IANS/New Delhi

 

With the arrest of top Indian Mujahideen operatives, including bomb-making expert Waqas, police and intelligence agencies suspect the banned Students Islamic Movement of India (SIMI) may be again regrouping to launch its operations to gather funds for terror acts.

The interrogation of Waqas, or Zia-ur-Rehman, who was arrested in March from Ajmer, gave police the first hint that the SIMI may be planning to regroup and strike roots in different parts of India, including the national capital, top police sources said.

Waqas, who is currently in custody of the Delhi police, told interrogators about the active members of SIMI.

Police learned about his links with Abu Faizal alias 'Doctor', a top SIMI member, who used to motivate Muslim youth to form a separate wing called 'Maal-e-Ganimat', to indulge in banditry by robbing banks.

Faizal was arrested in December last year after he escaped from Madhya Pradesh's Khandwa jail along with five other SIMI members on October 2, 2013. Faizal was the mastermind of the jailbreak.

As part of the 'Maal-e-Ganimat', which means to acquire funds by any means, Faizal's group robbed a rural bank in Narmada in 2009. He was also involved in bank lootings in Dewas and Itarsi, in Madhya Pradesh.

Delhi police officials said Faizal was never involved in any terror activities in the state, but was involved in providing the terror funds through bank loot. He was in touch with the Indian Mujahideen men before his arrest in 2011.

According to police sources, IM commanders based overseas, including in Pakistan, have asked their underground operatives in India to involve SIMI activists in regrouping. Sources say the regrouped SIMI might begin resorting to "Maal-e-Ganimat" or "Ganimat ka Maal."

"If the SIMI is formed again, the incidents of robbery and dacoity might also increase in the country," a police officer who did not wish to be named said.

Before 2010, SIMI members were found to be involved in several bank robberies in the middle and southern parts of the country.

Police suspect that five SIMI operatives who were very close to Faizal and were part of the Khandwa jailbreak could be involved in regrouping of the organisation. After the jailbreak, Faizal was nabbed, but the other five men are still on the run.

"They have established their old contacts and are trying to motivate Muslim youth, especially those coming from low income families," police sources said.

Delhi police along with the intelligence agencies recently launched a special operation to hunt down the five absconding SIMI members. The five are Aizazuddin, Aslam, Zakir Hussain, Sheikh Mehboob and Iqrar.

They belong to Madhya Pradesh and Maharashtra.

This week, the Delhi police Special Cell took custody of Faizal for his suspected links with Waqas.

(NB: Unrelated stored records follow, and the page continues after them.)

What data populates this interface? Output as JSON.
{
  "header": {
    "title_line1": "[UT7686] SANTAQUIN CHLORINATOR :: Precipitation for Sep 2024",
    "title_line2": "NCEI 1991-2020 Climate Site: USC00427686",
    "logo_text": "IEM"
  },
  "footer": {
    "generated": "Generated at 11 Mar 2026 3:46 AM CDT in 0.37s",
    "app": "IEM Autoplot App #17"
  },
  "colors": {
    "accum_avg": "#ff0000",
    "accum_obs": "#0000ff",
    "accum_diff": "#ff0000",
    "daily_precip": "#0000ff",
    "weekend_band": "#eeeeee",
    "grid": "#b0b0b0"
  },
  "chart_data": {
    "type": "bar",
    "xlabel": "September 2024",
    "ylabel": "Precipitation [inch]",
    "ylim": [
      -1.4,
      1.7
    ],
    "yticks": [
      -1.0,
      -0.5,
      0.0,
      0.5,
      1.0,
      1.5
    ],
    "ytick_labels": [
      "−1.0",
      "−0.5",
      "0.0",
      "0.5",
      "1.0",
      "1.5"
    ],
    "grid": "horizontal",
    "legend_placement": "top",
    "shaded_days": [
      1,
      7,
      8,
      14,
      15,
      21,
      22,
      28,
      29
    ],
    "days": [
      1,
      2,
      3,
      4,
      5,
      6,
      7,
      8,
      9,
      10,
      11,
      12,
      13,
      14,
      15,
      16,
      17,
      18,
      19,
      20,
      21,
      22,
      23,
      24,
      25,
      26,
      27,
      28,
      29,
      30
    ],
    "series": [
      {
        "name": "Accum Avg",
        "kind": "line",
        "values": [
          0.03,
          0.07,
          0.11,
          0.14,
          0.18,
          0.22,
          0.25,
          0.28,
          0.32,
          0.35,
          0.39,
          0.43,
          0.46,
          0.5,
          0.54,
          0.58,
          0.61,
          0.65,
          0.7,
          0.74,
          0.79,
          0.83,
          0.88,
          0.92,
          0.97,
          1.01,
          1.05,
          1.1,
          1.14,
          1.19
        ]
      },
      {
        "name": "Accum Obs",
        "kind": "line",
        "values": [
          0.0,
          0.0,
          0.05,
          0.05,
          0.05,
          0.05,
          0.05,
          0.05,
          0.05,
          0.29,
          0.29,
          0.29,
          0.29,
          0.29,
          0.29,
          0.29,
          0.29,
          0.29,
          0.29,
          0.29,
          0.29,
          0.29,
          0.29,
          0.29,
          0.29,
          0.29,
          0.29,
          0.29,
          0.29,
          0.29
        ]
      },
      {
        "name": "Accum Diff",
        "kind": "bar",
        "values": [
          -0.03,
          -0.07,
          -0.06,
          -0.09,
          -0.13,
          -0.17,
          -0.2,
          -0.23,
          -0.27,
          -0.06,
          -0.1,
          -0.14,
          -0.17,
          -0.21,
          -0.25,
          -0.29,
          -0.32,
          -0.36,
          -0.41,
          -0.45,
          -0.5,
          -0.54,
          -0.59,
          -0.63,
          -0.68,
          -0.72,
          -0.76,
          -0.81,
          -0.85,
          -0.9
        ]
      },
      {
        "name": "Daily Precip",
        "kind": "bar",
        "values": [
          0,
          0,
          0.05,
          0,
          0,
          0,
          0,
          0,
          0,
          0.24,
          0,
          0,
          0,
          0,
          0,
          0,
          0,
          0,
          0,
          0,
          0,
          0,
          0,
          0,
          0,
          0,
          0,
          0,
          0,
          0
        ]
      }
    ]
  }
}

SIMI was formed in Aligarh in 1977 and had thousands of members and offices in almost every district of Madhya Pradesh before it was banned in 2002. The group is said to believe in fundamentalist Islam and to spread its values. In 2007, the Supreme Court described SIMI as a "secessionist movement."

The group came under the radar of intelligence agencies after 1998 and the then SIMI president Shahid Badr Falahi was arrested in Bahraich for an alleged provocative speech days after 9/11.

More than 1,200 SIMI members were arrested after the ban.

The IM, believed to be a byproduct of SIMI, was formed in 2010. The IM's members were found to be involved in the serial bombings in judicial courts at Varanasi, Faizabad and Lucknow.

Police say they have evidence to prove that SIMI was involved in the February 2005 blasts in Varanasi, the Shramjeevi Express blast in July 2005, the Varanasi blasts of March 2006, and serial blasts in courts in Lucknow, Faizabad and Varanasi in 2007.